Soda Springs captured me heart and soul. I loved reading about the sudden decision that Henry made to move his family from their "posh" plantation in North Carolina to Oregon and the heartbreaking tragedies that ensued because of that decision; I loved reading about the day-to-day life and the way Tessa grew up and learned to survive in an extremely small town in Idaho; I loved reading about Tessa's feelings, coming-of-age, and determination to make the best of life; and I loved the sometimes shocking surprises that pop up throughout.
Tessa is in the midst of growing up and sometimes acts childish and sometimes very mature, which is typical. Her emotions can occasionally get the best of her, but for the most part, she's a very likable, generous, and kind soul.
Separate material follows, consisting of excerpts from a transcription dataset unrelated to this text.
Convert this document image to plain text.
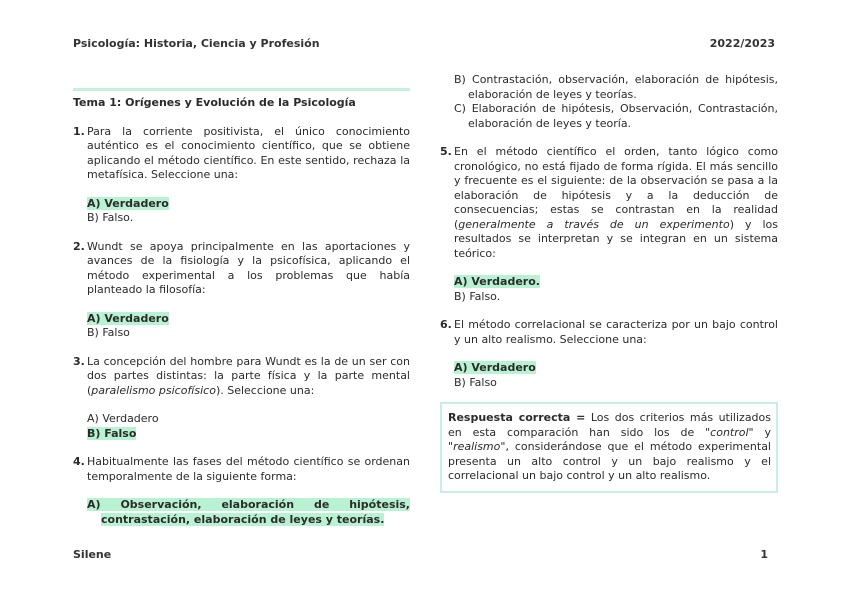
Psicología: Historia, Ciencia y Profesión	2022/2023
Tema 1: Orígenes y Evolución de la Psicología
1. Para la corriente positivista, el único conocimiento auténtico es el conocimiento científico, que se obtiene aplicando el método científico. En este sentido, rechaza la metafísica. Seleccione una:
A) Verdadero
B) Falso.
2. Wundt se apoya principalmente en las aportaciones y avances de la fisiología y la psicofísica, aplicando el método experimental a los problemas que había planteado la filosofía:
A) Verdadero
B) Falso
3. La concepción del hombre para Wundt es la de un ser con dos partes distintas: la parte física y la parte mental (paralelismo psicofísico). Seleccione una:
A) Verdadero
B) Falso
4. Habitualmente las fases del método científico se ordenan temporalmente de la siguiente forma:
A) Observación, elaboración de hipótesis, contrastación, elaboración de leyes y teorías.
B) Contrastación, observación, elaboración de hipótesis, elaboración de leyes y teorías.
C) Elaboración de hipótesis, Observación, Contrastación, elaboración de leyes y teoría.
5. En el método científico el orden, tanto lógico como cronológico, no está fijado de forma rígida. El más sencillo y frecuente es el siguiente: de la observación se pasa a la elaboración de hipótesis y a la deducción de consecuencias; estas se contrastan en la realidad (generalmente a través de un experimento) y los resultados se interpretan y se integran en un sistema teórico:
A) Verdadero.
B) Falso.
6. El método correlacional se caracteriza por un bajo control y un alto realismo. Seleccione una:
A) Verdadero
B) Falso
Respuesta correcta = Los dos criterios más utilizados en esta comparación han sido los de "control" y "realismo", considerándose que el método experimental presenta un alto control y un bajo realismo y el correlacional un bajo control y un alto realismo.
Silene	1
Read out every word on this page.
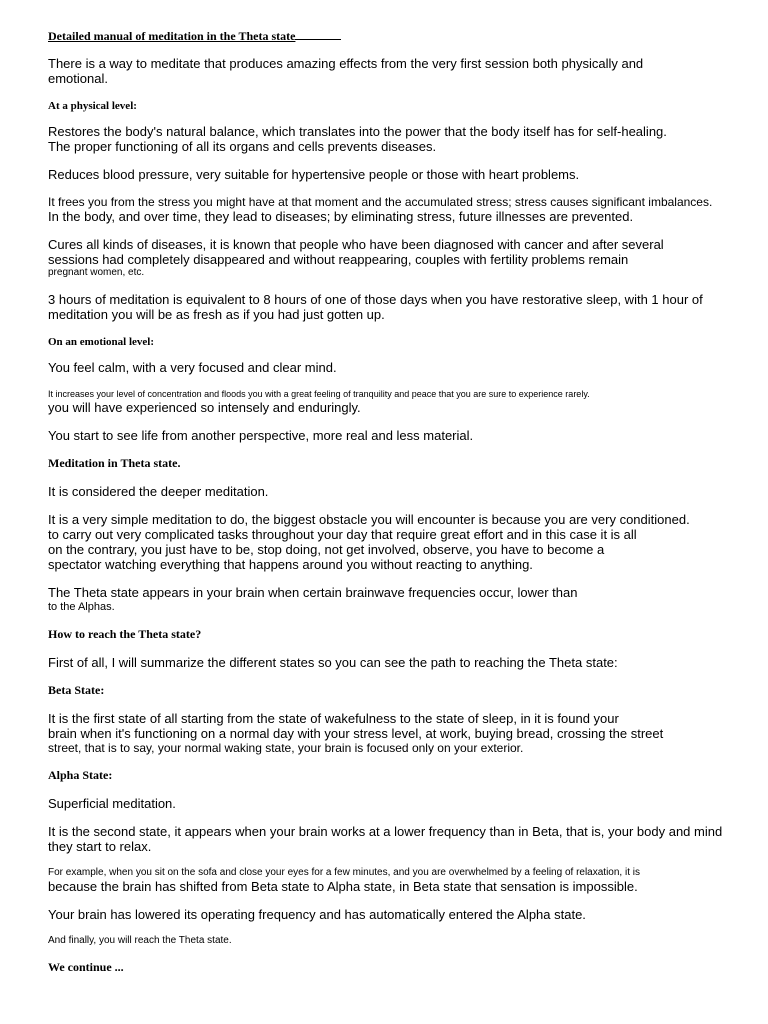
Detailed manual of meditation in the Theta state
There is a way to meditate that produces amazing effects from the very first session both physically and
emotional.
At a physical level:
Restores the body's natural balance, which translates into the power that the body itself has for self-healing.
The proper functioning of all its organs and cells prevents diseases.
Reduces blood pressure, very suitable for hypertensive people or those with heart problems.
It frees you from the stress you might have at that moment and the accumulated stress; stress causes significant imbalances.
In the body, and over time, they lead to diseases; by eliminating stress, future illnesses are prevented.
Cures all kinds of diseases, it is known that people who have been diagnosed with cancer and after several
sessions had completely disappeared and without reappearing, couples with fertility problems remain
pregnant women, etc.
3 hours of meditation is equivalent to 8 hours of one of those days when you have restorative sleep, with 1 hour of
meditation you will be as fresh as if you had just gotten up.
On an emotional level:
You feel calm, with a very focused and clear mind.
It increases your level of concentration and floods you with a great feeling of tranquility and peace that you are sure to experience rarely.
you will have experienced so intensely and enduringly.
You start to see life from another perspective, more real and less material.
Meditation in Theta state.
It is considered the deeper meditation.
It is a very simple meditation to do, the biggest obstacle you will encounter is because you are very conditioned.
to carry out very complicated tasks throughout your day that require great effort and in this case it is all
on the contrary, you just have to be, stop doing, not get involved, observe, you have to become a
spectator watching everything that happens around you without reacting to anything.
The Theta state appears in your brain when certain brainwave frequencies occur, lower than
to the Alphas.
How to reach the Theta state?
First of all, I will summarize the different states so you can see the path to reaching the Theta state:
Beta State:
It is the first state of all starting from the state of wakefulness to the state of sleep, in it is found your
brain when it's functioning on a normal day with your stress level, at work, buying bread, crossing the street
street, that is to say, your normal waking state, your brain is focused only on your exterior.
Alpha State:
Superficial meditation.
It is the second state, it appears when your brain works at a lower frequency than in Beta, that is, your body and mind
they start to relax.
For example, when you sit on the sofa and close your eyes for a few minutes, and you are overwhelmed by a feeling of relaxation, it is
because the brain has shifted from Beta state to Alpha state, in Beta state that sensation is impossible.
Your brain has lowered its operating frequency and has automatically entered the Alpha state.
And finally, you will reach the Theta state.
We continue ...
I love her relationship with her father, Henry, and Mrs. Holt, a kind, yet no-nonsense woman in town. In fact, Mrs. Holt is one of my favorite characters.
Spanning several years, Soda Springs tackles some tough topics, such as effects of the Civil War, religion, disease, kooky characters, and life on the frontier. I enjoyed it all and would recommend it to anyone who loves a good historical romance.
Content: no language; mild violence (disease, death, etc--not extremely graphic); mild religious elements (necessary to the story, but not preachy); mild romance (kissing). Clean!
*I received a copy in exchange for an honest review*
By Cathy J, Submitted on 2015-12-11
This is exactly the kind of book that I like to read! It's historical fiction with a touch of romance. I read Carolyn Steele's first book, Willow Springs, and knew that I would enjoy this one, and it was kind of fun that I grew up not that far from Soda Springs and have been there many times. It was fun to learn more about the history of the area.
I was sucked into this story rather quickly. I loved the character of Tessa, and the way that her childhood was abruptly taken away captured my attention. Tessa was such a strong young woman to go through the loss of both her mother and sister and then have to nurse her sick father back to health in a strange place.
I loved the characters of Soda Springs too. There were several parts of the story, whether it was making clothes for chickens or the gruff way some of the characters interacted that made me laugh out loud.
I loved that this book had a hint of romance, but it was mainly about the growth that both Tessa and her father made from the beginning of the story to the end. This book is an amazing example of just how historical fiction should be!
By Laura Walker, Submitted on 2015-12-09
Soda Springs was an interesting place to visit. Some of the characters were actual people while most were fictitious. Author Carolyn Steele vividly paints a picture of the people, lifestyle and landscape. The plot was very realistic yet at times became a little too much for me to handle. Tessa and her father suffered much because of his decision to head west and their relationship was often strained. At one point in the story, Tessa was offered a marriage proposal by a man twice her age who was actually the father of one of her suitors. This sudden twist in the story had me cheering as Tessa's father practically threw the guy out on his ear but the plot slowed while Tessa waited for the man she really loved to come home. She showed great faith in not knowing if he would return at all. The story ended well for everyone involved, so that's always a good thing in my book.